Royal Flora Holland (RFH) is the largest flower hub in the world and processes 12 billion flowers and plants per year with a turnover of around 4.6 billion euros. To automate the enormous process and more closely match seller and buyer, RFH is hugely investing in their IT infrastructure.
Floriday (floriday.io) is the new online matchmaking platform, that will provide sales and supply channels with a truly distributed infrastructure to buy and sell plants and flowers all over the world.
Flemish Child Benefit System Implementation: Lessons Learned.
Robin Custers, Kind & Gezin
From the 1st of January this year, Flemish Government took over the important responsibility for paying Child Benefit in the region. The road to implementing the new system has been bumpy but successful and now 1.6 million children are benefiting through the system we have delivered. This presentation will help identify and guide you around the pitfalls we discovered during this project.
Building Axon-powered Microservices in Scala at the Dutch Police
Reliable Event-Driven Systems through Chaos Engineering by Russ Miles
Russ Miles, ChaosIQ
In this hands-on workshop, Russ Miles, CEO of ChaosIQ, will take you on a tour where you explore several cases of surfacing and diagnosing common event-driven system weaknesses using chaos engineering. You’ll then see how different patterns can be applied, with various trade-offs, to overcome those weaknesses.
Alberto Brandolini, Avanscoperta
At first look, EventStorming is deceptively simple: just have a long paper roll available, and a virtually unlimited stock of colored sticky notes and start modelling problems that looked too big to be modeled. But the ability to visually mastering large scale complexity opens the way to many interesting outcomes.

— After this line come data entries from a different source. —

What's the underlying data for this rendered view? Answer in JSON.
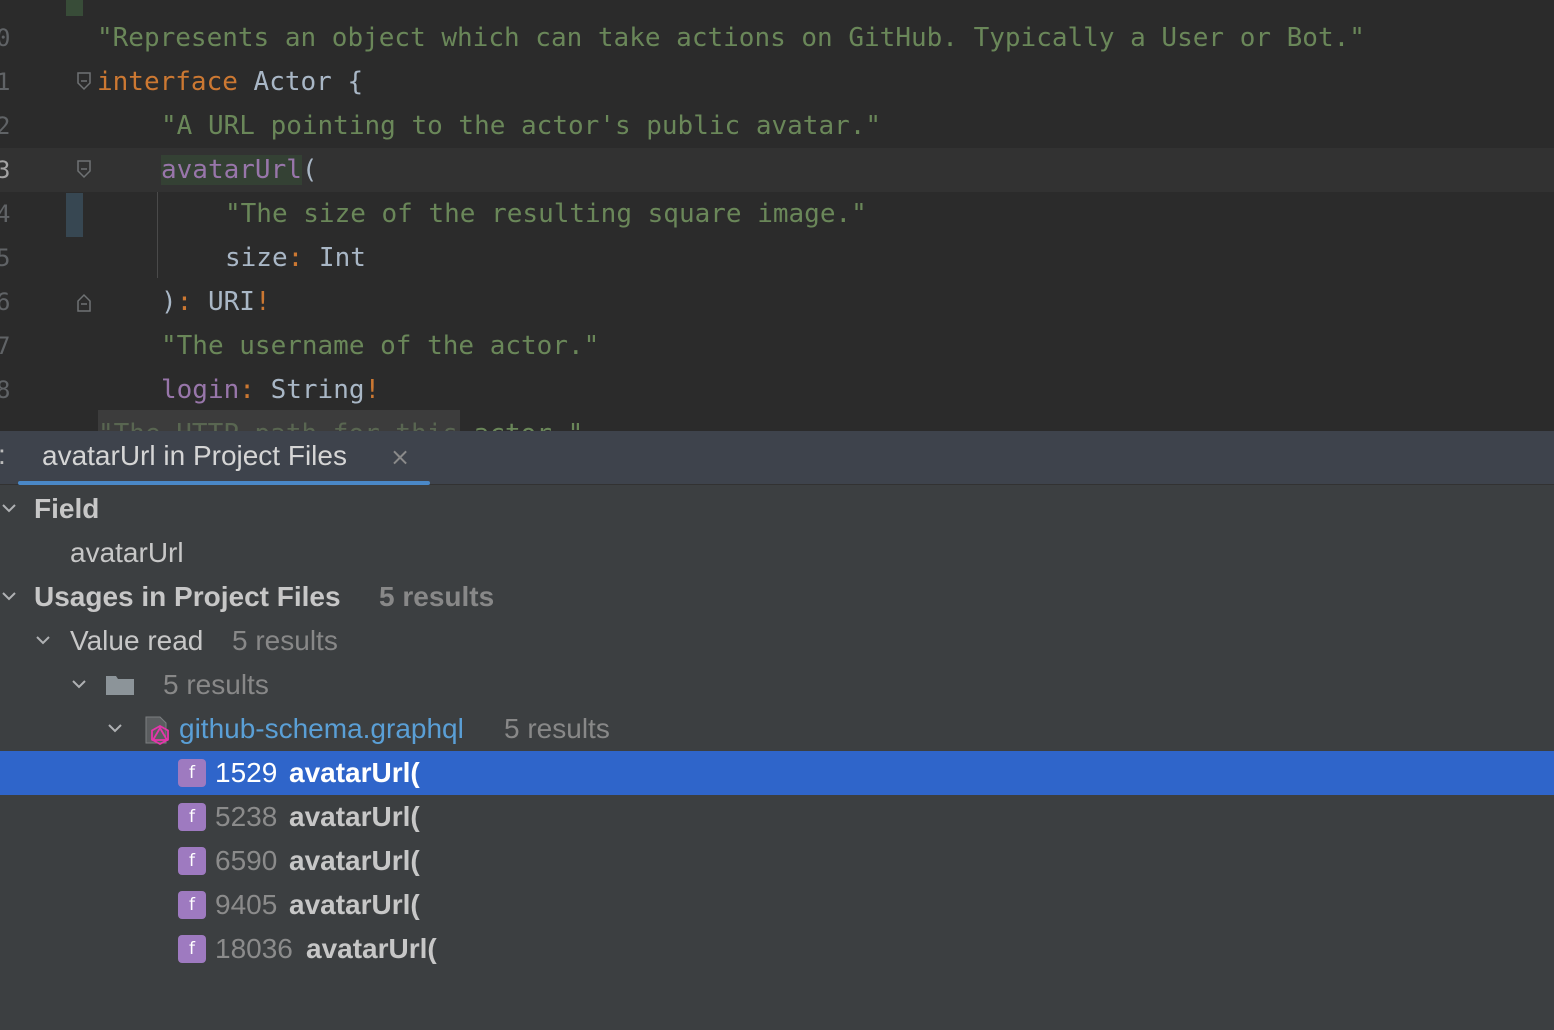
{
  "editor": {
    "lines": [
      {
        "num": "0"
      },
      {
        "num": "1",
        "keyword": "interface",
        "name": " Actor {"
      },
      {
        "num": "2"
      },
      {
        "num": "3",
        "field": "avatarUrl",
        "paren": "("
      },
      {
        "num": "4"
      },
      {
        "num": "5",
        "field": "size",
        "colon": ":",
        "type": " Int"
      },
      {
        "num": "6",
        "close": ")",
        "colon": ":",
        "type": " URI",
        "bang": "!"
      },
      {
        "num": "7"
      },
      {
        "num": "8",
        "field": "login",
        "colon": ":",
        "type": " String",
        "bang": "!"
      }
    ],
    "strings": {
      "actor_desc": "\"Represents an object which can take actions on GitHub. Typically a User or Bot.\"",
      "avatar_desc": "\"A URL pointing to the actor's public avatar.\"",
      "size_desc": "\"The size of the resulting square image.\"",
      "login_desc": "\"The username of the actor.\"",
      "resource_desc": "\"The HTTP path for this actor.\""
    }
  },
  "find_window": {
    "prefix": ":",
    "tab_label": "avatarUrl in Project Files",
    "tab_close": "×",
    "tree": {
      "field_header": "Field",
      "field_name": "avatarUrl",
      "usages_header": "Usages in Project Files",
      "usages_count": "5 results",
      "value_read": "Value read",
      "value_read_count": "5 results",
      "folder_count": "5 results",
      "file_name": "github-schema.graphql",
      "file_count": "5 results",
      "results": [
        {
          "icon": "f",
          "line": "1529",
          "text": "avatarUrl("
        },
        {
          "icon": "f",
          "line": "5238",
          "text": "avatarUrl("
        },
        {
          "icon": "f",
          "line": "6590",
          "text": "avatarUrl("
        },
        {
          "icon": "f",
          "line": "9405",
          "text": "avatarUrl("
        },
        {
          "icon": "f",
          "line": "18036",
          "text": "avatarUrl("
        }
      ]
    }
  },
  "colors": {
    "editor_bg": "#2b2b2b",
    "panel_bg": "#3c3f41",
    "selection": "#2f65ca",
    "string": "#6a8759",
    "keyword": "#cc7832",
    "field": "#9876aa",
    "link": "#5a9fd6"
  }
}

- Better business processes: once you see the process, impediments and correlations are vividly displayed. You can't avoid tackling them.
- Better software architectures: see the areas where stakeholders needs are in conflict, resolve conflicts by leveraging bounded contexts.
- Better learning: exploration of complex domain is now question-driven and with a visible collective sketch. Your team will never be so wise.
- Better interactions: trigger the right conversation between the right people.
Hands-on Event-Driven Microservices with Axon
Allard Buijze, AxonIQ
"The only true measurement of progress is software in production." So let's get our models to production! In this workshop, we're going to learn quickly all basic and advanced features of the Axon Framework and Axon Server.
Discovering the hidden value in Event Stores with time-series analysis
Ewan Henry, Trifork
In this hands-on workshop you will learn to think of Event-Streams as time-series and discover first-hand how this shift in mindset opens up possibilities for all kinds of data analysis. We will take a ground-up approach, starting with the fundamentals of time-series and their typical defining characteristics. Later, we will explore cutting edge time-series analysis techniques selected for their versatility and simplicity. With the exception of some introductory slides, the learning will be hands-on with an emphasis on developing understanding through working with real data and example code. Please bring your laptop with Docker installed.
Register for the conference and get your seat for this workshop
Microservices, the sense, the non-sense and a way forward (with Axon)
Allard Buijze, AxonIQ
Microservices are at the very peak of the hypecycle and, according to some, on their way down. Meanwhile, a large number of success stories and failures have been shared about this architectural style.
In this talk, I want to zoom in on different aspects around microservices. What are the promises made and how did it deliver on those? How did technology surrounding microservices evolve and impact our decisions?
Lastly, I will look forward. How can we be pragmatic about microservices, avoiding some of the common pitfalls and helping ensure ourselves that we get the promised benefits, but without the pain.